= Matrix Cable System =

Submarine communications cable connecting Indonesia and Singapore

The Matrix Cable System (MCS) is a submarine telecommunications cable linking Indonesia (Jakarta and Batam) and Singapore with a 2nd phase to Landing at Perth, Australia. It was constructed by Tyco (TE Subcom).

It has landing points in:
- Pantai Mutiara, Jakarta, Indonesia
- Batu Besar, Batam, Indonesia
- Changi, Singapore, Singapore

==About MCS==
Matrix Cable System is jointly owned and operated by PT NAPInfo Lintas Nusa and Matrix Networks PTE LTD.

Matrix Cable System is initially built with 4 fiber pairs between Singapore and Jakarta, and 4 fiber pairs between Singapore and Batam with a total distance of 1055 km.

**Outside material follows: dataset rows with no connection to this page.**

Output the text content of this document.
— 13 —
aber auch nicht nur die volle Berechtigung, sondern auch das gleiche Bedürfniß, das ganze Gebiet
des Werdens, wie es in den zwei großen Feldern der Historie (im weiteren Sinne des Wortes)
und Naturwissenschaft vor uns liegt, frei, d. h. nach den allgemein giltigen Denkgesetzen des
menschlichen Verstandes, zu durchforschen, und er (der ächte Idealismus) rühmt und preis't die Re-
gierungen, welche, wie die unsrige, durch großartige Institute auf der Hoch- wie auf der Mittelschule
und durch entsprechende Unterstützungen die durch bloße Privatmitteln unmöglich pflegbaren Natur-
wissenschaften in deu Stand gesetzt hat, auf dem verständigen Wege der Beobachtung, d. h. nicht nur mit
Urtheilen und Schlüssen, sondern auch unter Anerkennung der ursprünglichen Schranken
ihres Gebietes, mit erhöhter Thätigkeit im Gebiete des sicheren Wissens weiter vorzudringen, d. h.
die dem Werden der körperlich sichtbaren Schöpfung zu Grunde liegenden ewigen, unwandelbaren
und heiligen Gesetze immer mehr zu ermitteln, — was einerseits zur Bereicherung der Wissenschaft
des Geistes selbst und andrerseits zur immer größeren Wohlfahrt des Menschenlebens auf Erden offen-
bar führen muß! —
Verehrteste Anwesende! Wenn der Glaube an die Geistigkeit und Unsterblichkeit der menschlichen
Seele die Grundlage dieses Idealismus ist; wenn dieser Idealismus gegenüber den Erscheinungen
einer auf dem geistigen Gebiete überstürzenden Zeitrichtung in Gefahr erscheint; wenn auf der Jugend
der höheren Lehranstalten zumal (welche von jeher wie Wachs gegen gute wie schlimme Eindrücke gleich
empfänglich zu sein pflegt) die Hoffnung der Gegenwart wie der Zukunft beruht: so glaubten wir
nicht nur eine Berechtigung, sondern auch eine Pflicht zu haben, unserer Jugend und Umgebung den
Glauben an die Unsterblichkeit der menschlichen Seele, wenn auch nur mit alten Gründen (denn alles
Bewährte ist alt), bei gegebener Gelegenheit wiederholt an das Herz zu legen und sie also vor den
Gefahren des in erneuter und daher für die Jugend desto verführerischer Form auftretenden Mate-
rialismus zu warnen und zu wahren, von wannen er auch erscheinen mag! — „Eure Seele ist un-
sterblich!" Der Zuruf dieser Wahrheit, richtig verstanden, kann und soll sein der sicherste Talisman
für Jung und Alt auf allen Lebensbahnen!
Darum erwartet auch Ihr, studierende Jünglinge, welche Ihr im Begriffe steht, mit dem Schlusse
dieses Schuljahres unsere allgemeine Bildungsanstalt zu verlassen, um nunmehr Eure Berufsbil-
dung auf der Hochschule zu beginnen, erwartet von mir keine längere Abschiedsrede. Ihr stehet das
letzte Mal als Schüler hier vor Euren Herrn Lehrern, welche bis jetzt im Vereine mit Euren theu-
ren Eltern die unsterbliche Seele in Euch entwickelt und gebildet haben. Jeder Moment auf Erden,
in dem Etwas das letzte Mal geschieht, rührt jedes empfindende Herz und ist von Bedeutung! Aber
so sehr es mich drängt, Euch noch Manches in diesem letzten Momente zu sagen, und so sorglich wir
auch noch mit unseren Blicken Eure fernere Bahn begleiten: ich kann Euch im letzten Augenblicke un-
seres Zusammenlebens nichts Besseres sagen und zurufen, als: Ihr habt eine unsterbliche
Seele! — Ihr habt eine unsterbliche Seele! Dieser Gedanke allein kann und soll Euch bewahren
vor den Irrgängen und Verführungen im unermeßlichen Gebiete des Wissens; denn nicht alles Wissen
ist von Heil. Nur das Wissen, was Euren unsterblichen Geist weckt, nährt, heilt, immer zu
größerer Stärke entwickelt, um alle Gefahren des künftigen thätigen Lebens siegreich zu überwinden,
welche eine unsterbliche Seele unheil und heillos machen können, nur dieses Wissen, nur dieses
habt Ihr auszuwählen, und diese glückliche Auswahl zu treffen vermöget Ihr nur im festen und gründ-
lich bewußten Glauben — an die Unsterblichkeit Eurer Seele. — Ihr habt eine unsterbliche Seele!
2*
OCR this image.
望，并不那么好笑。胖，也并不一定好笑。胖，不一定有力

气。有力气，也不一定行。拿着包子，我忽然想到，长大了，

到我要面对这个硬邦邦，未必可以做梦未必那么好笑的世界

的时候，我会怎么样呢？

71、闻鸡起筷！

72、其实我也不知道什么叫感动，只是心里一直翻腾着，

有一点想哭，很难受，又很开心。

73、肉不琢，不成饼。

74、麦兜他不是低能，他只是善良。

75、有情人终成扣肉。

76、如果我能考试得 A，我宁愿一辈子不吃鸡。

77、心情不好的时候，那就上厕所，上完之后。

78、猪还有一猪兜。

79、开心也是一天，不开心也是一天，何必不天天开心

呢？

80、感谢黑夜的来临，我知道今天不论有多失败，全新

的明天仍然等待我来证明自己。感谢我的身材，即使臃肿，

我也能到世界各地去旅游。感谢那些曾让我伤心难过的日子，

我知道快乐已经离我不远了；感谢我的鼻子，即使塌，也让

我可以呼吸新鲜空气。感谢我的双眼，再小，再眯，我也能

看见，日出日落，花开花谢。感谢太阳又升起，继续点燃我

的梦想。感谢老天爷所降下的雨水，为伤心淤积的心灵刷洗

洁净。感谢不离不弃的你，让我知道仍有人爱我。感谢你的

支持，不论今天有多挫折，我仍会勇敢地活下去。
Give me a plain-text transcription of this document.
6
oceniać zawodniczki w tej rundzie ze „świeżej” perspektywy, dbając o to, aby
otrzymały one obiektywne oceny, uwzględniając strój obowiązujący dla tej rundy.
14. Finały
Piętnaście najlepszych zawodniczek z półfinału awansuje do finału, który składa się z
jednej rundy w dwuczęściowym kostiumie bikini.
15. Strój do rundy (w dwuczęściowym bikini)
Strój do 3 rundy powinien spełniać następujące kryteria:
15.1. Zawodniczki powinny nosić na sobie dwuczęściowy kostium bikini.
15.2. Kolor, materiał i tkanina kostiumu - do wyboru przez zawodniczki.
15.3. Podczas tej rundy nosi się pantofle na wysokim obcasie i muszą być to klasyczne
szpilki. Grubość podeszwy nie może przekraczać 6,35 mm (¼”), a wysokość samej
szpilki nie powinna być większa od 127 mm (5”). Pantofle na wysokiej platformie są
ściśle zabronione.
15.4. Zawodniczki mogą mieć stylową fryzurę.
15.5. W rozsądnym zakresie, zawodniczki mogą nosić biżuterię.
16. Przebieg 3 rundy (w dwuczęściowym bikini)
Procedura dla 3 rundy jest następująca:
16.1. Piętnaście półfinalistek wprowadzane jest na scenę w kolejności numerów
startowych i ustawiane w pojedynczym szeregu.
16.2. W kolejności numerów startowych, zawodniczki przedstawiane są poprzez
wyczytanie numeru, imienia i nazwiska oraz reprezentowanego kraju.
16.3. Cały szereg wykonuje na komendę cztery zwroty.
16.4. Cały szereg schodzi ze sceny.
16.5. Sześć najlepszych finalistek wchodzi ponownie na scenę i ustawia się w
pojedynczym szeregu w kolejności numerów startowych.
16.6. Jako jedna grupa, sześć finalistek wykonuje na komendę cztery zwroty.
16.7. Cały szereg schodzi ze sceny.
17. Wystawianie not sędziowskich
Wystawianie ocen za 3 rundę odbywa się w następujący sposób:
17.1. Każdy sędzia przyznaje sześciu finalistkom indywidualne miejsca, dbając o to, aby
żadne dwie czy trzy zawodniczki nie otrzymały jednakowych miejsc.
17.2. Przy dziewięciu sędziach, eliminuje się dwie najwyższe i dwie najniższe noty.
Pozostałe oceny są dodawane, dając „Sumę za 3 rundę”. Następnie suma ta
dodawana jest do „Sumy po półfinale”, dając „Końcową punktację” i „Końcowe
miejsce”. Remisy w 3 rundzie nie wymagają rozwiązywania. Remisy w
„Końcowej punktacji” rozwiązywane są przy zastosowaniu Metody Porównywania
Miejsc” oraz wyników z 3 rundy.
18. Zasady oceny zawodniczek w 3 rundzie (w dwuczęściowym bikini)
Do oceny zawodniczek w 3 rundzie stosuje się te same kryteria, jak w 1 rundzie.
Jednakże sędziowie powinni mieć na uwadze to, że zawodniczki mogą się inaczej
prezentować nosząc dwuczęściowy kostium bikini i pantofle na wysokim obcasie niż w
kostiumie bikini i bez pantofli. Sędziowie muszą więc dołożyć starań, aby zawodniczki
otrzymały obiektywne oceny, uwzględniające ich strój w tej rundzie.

The total bandwidth capacity of the MCS Cable System is 5.12 Tbit/s, made up of 8 pairs of optical fibers, each pair providing 640 Gbit/s by Dense Wavelength Division Multiplexing of 40 Gbit/s wavelengths. The 1,000 km-long undersea fully buried cable system is built in a self-healing ring configuration. The cable system began being operational in mid-2008.

MCS also owns and operates onward connectivity from its landing stations and terrestrial network to various major POP in both Singapore and Jakarta. In Singapore, MCS sells capacity via its POP in Global Switch, Geo Tele (Savvis), Equinix, and BT Front Line (Chai Chee). In Jakarta, MCS connects to Cyber Building and NAPInfo's own Data Center in Kuningan Plaza.

Matrix Cable system started commercial services on 08-08-08.